Maybe someone you love dearly is so deeply locked into hopelessness that they can’t see any way forward except suicide, and nothing you say or do seems to make a difference.
In that moment when the disciples thought they were about to drown, the cried out to Jesus: “Don’t you care?”
Does God care? Does God see what’s happening? Does God have a plan? Will God intervene? Is he listening to our prayers? Will he help, or are we on our own?
When they shouted their question to Jesus over the howl of the wind, he happened to be sleeping. He was exhausted from walking and teaching and healing and getting up very early in the morning to pray. He was probably hungry. The crowds had been demanding, their cries for help unrelenting. So he escaped in a boat with the disciples and fell sound asleep, despite the wind, despite the water filling the boat, despite the rising panic of the disciples who were fast losing ground as the boat swamped.

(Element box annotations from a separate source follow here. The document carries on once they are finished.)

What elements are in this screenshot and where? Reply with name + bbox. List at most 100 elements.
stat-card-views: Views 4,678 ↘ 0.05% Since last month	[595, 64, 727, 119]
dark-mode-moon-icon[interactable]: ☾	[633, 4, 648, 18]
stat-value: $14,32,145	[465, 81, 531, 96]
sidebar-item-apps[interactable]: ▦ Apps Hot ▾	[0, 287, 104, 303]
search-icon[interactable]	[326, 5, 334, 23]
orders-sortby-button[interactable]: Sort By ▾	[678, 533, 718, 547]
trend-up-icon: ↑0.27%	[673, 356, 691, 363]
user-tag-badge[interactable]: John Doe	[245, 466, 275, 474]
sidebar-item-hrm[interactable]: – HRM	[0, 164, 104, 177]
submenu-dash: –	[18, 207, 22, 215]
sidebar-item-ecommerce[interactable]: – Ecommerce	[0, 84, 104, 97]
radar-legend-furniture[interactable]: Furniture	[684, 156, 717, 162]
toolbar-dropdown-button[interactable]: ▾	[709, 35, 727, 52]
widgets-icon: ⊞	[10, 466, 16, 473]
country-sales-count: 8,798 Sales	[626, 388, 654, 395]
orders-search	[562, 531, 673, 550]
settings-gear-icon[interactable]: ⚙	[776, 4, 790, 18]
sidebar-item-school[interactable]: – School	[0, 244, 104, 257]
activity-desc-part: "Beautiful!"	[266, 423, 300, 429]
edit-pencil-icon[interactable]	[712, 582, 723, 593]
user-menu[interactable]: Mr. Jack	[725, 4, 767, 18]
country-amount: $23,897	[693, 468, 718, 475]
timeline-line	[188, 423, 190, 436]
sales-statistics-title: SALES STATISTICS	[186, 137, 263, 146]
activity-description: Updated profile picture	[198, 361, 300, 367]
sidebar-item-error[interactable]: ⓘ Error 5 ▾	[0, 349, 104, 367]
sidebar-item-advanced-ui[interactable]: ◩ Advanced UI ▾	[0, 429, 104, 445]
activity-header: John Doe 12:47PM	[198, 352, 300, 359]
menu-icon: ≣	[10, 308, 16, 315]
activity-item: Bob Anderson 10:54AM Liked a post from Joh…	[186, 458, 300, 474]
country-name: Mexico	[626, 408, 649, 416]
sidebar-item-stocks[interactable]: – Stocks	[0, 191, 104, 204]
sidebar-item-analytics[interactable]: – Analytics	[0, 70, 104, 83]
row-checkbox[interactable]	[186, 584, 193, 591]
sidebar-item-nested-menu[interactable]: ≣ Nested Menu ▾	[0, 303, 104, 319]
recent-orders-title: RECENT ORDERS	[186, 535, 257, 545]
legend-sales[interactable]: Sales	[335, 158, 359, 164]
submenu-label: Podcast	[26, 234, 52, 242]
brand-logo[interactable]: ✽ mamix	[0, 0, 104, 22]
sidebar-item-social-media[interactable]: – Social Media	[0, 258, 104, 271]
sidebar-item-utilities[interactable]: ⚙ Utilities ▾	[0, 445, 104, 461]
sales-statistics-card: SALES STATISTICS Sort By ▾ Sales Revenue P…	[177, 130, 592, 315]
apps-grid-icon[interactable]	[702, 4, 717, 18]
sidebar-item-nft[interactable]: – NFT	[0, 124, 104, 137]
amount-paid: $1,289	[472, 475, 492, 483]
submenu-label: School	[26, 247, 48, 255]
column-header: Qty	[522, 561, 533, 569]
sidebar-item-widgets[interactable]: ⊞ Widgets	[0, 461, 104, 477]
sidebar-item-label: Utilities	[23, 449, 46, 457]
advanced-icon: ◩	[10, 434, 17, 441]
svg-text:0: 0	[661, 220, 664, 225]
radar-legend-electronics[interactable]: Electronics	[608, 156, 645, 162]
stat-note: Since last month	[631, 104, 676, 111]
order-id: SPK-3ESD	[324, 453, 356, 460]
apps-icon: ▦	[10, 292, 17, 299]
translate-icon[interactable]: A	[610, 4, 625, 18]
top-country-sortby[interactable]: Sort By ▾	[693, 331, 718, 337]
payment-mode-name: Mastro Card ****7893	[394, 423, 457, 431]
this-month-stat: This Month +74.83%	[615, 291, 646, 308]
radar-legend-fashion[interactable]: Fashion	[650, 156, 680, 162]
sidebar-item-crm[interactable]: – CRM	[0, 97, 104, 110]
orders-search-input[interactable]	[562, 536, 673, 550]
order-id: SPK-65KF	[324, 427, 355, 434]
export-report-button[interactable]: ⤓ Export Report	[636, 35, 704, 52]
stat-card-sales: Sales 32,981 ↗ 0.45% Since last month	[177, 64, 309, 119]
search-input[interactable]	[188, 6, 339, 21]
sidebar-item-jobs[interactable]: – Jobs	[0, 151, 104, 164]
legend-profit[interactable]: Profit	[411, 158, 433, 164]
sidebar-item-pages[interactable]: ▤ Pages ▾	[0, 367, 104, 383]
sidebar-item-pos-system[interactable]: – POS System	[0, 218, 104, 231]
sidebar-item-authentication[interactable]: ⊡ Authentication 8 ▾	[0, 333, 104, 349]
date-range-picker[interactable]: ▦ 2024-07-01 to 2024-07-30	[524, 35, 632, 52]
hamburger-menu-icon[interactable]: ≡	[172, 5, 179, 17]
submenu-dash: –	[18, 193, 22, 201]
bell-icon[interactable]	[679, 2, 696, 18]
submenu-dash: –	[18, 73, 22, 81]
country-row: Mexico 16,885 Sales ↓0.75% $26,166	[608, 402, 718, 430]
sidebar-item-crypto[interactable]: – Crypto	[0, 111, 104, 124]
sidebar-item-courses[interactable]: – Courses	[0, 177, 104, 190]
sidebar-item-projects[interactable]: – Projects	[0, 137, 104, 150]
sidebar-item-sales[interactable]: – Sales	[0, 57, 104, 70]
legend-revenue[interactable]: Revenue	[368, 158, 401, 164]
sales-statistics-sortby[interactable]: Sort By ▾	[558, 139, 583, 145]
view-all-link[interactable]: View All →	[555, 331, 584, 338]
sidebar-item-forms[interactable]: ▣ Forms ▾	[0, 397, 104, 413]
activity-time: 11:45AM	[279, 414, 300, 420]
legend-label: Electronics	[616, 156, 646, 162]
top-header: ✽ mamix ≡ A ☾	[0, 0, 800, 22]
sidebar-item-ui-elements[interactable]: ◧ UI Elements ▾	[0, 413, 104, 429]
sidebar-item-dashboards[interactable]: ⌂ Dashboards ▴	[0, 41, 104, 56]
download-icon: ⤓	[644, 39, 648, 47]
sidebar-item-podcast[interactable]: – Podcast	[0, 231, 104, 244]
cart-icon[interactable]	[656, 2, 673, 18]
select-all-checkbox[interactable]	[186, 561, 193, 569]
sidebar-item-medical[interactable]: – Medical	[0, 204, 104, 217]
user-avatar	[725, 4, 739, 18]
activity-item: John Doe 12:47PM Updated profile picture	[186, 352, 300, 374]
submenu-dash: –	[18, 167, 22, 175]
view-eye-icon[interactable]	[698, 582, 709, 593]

They woke him to help in whatever way he could. He commanded the storm to stop, and it did. Such a possibility was so far removed from their thinking that they were even more terrified as the waves calmed at this man who had authority and power over creation itself.
Peter, who was in the boat that day, learned that God cares. He later wrote this:
Humble yourselves, therefore, under God’s mighty hand, that he may lift you up in due time. Cast all your anxiety on him because he cares for you. —1 Peter 5:6,7 (NIV)
We know that God cares because he ransomed us from sin with the life of his Son. We know that God cares because he invites us to bring our troubles to him in prayer. We know that God cares because he has adopted us into his family and made an eternal home for us in heaven.
But what we really want is the big miracle that calms the storm, and when we don’t get it, we sometimes accuse God of not caring, just like the disciples did that night. Or we wonder if he sees what we’re going through, or if he understand our desperation.
Psalm 121 says:
I lift up my eyes to the mountains— where does my help come from?
My help comes from the LORD, the Maker of heaven and earth.
He will not let your foot slip— he who watches over you will not slumber; indeed, he who watches over Israel will neither slumber nor sleep.
The LORD watches over you— the LORD is your shade at your right hand; the sun will not harm you by day, nor the moon by night.
The LORD will keep you from all harm— he will watch over your life; the LORD will watch over your coming and going both now and forevermore. — Psalm 121:1-8 (NIV)
The terribly hard truth is that God cares, but he may not rescue us from the trouble we’re in. And the unpleasant task of the disciple of Jesus is to remain faithful to Christ whether he pulls us out of the fire or not. To continue to worship the one true and loving God in the midst of tragic circumstances or a miraculous calming of whatever storm we’re in.
God cares. God sees. God hears. God weeps with us when we weep. God understands the pain life can dish out because he sent his Son to the cross and did not intervene, for our sakes. For our sakes. Because he loves us.